For saplings/shrubs as response data set, there were 7 = 23−1 components. The analysis began by calculating the total variation explained (TVE) by all sets of explanatory variables, i.e. V(S∪E∪T). Then, we calculated the partial terms. First, we calculated the first-order partial terms: V((T)|S∪E), sapling/shrub variation unique to treelets, i.e. constrained ordination between normalized sapling/shrub abundance data and normalized treelet abundance controlling for the combined effect of space and edge; V((S)|T∪E), variation unique to space, controlling for the combined effect of treelets and edge effect; V((E)|S∪T) variation unique to edge effect, controlling for the combined effect of space and treelets. Then, we calculated the second-order partial unions for each combination of two data sets: V((T∪S)|E), V((E∪S)|T), V((T∪E)|S). The shared variation was assessed by subtracting the combined variation from the sum of the unique terms. For the shared variation between treelets and space, the calculation was V((T∩S)|E) = V((T∪S)|E)−V((T)|S∪E) + V((S)|T∪E); for shared variation between edge effect and space was V((E∪S)|T)−V((E)|S∪T) + V((S)|T∪E); and for the shared variation between treelets and edge effect was V((T∪E)|S)−V((T)|S∪E) + V((E)|T∪S). The unexplained variation (UV) was calculated as 1−TVE. Finally, the shared variation by all sets of explanatory variables was calculated by subtracting from TVE the sum of first- and second-order partial intersections.

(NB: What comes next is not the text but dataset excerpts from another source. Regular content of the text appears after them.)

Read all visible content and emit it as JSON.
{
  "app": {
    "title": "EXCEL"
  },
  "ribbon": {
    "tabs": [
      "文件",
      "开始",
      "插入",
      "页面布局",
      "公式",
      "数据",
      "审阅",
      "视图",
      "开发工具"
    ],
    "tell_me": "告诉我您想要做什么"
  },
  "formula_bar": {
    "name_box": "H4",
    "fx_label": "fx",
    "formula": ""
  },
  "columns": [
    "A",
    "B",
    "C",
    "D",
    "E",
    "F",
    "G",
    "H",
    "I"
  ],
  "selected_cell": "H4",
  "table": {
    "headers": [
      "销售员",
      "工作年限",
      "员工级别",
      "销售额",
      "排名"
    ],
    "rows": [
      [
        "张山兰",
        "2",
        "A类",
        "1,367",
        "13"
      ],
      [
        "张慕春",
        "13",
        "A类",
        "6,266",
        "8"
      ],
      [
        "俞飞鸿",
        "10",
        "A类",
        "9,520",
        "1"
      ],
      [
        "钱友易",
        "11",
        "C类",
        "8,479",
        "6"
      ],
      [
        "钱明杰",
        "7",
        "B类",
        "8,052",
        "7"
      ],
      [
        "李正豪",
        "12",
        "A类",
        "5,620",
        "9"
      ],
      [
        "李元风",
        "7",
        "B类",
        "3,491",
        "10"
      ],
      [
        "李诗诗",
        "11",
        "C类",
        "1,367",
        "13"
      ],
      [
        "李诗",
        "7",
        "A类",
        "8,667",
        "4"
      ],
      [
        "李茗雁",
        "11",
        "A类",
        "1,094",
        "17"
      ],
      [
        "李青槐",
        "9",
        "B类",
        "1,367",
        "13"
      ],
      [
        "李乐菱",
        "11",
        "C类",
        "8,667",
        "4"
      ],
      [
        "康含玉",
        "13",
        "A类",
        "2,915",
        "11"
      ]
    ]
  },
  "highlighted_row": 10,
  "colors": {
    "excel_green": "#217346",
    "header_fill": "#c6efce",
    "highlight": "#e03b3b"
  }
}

For treelets as response data set, there were 3 = 22−1 components. TVE was calculated as V(S∪E). First-order partial terms were calculated as the variation unique to edge effect V(E|S), and the variation unique to space V(S|E). In order to calculate the shared variation, the sum of these unique terms variation was subtracted from TVE. Unexplained variation was calculated as 1−TVE.
We classified all sampled species into two groups according to their conservation importance. Species were classified either as (1) disturbance-tolerant, i.e. native pioneer or generalist species and exotic species; or (2) disturbance-sensitive, which includes native late-successional and habitat specialist species. This classification was based on data from published ecological, floristic and phytosociological studies; on information from herbarium records; and on our previous field experience within the Atlantic Forest (see Sansevero et al. 2011). Then simple and partial Mantel tests were used to relate abundance of disturbance-tolerant, disturbance-sensitive and Euterpe edulis palm to edge effect (after dummy variable coding) and space (x and y coordinates). Significance of correlations was tested by means of bootstrapping with 999 permutations.

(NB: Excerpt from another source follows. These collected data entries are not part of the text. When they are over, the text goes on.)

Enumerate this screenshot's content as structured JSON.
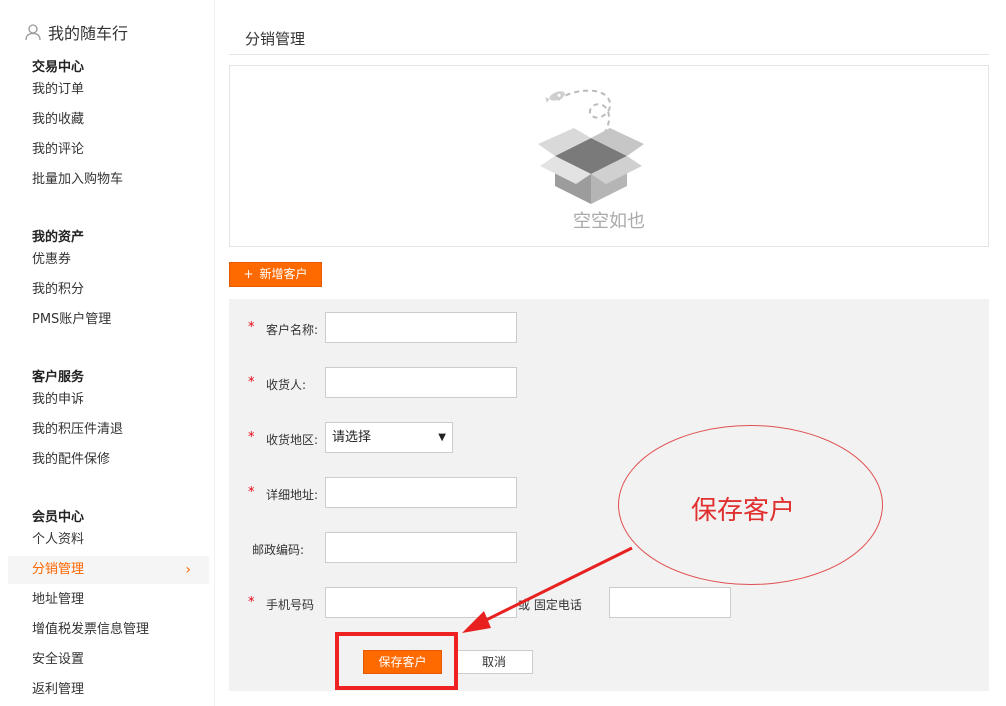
{
  "sidebar": {
    "header": "我的随车行",
    "groups": [
      {
        "title": "交易中心",
        "items": [
          "我的订单",
          "我的收藏",
          "我的评论",
          "批量加入购物车"
        ]
      },
      {
        "title": "我的资产",
        "items": [
          "优惠券",
          "我的积分",
          "PMS账户管理"
        ]
      },
      {
        "title": "客户服务",
        "items": [
          "我的申诉",
          "我的积压件清退",
          "我的配件保修"
        ]
      },
      {
        "title": "会员中心",
        "items": [
          "个人资料",
          "分销管理",
          "地址管理",
          "增值税发票信息管理",
          "安全设置",
          "返利管理"
        ]
      }
    ],
    "active_item": "分销管理"
  },
  "main": {
    "title": "分销管理",
    "empty_text": "空空如也",
    "add_button": "新增客户"
  },
  "form": {
    "required_mark": "*",
    "customer_name_label": "客户名称:",
    "consignee_label": "收货人:",
    "region_label": "收货地区:",
    "region_value": "请选择",
    "address_label": "详细地址:",
    "postcode_label": "邮政编码:",
    "mobile_label": "手机号码",
    "landline_label": "或 固定电话",
    "save_button": "保存客户",
    "cancel_button": "取消"
  },
  "annotation": {
    "text": "保存客户",
    "color": "#e03030"
  },
  "colors": {
    "accent": "#ff6a00",
    "required": "#e60012"
  }
}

Constrained ordinations and Mantel tests were run in the R environment with packages VEGAN and STATS. For Mantel tests, Euclidean distance was used as distance measure for all data, except for edge effect, for which distances were calculated using the binary method in function dist from the package Stats. We adopted a P-value of 0.1 in all analysis to avoid type II errors, as proposed in Mesquita et al. (1999).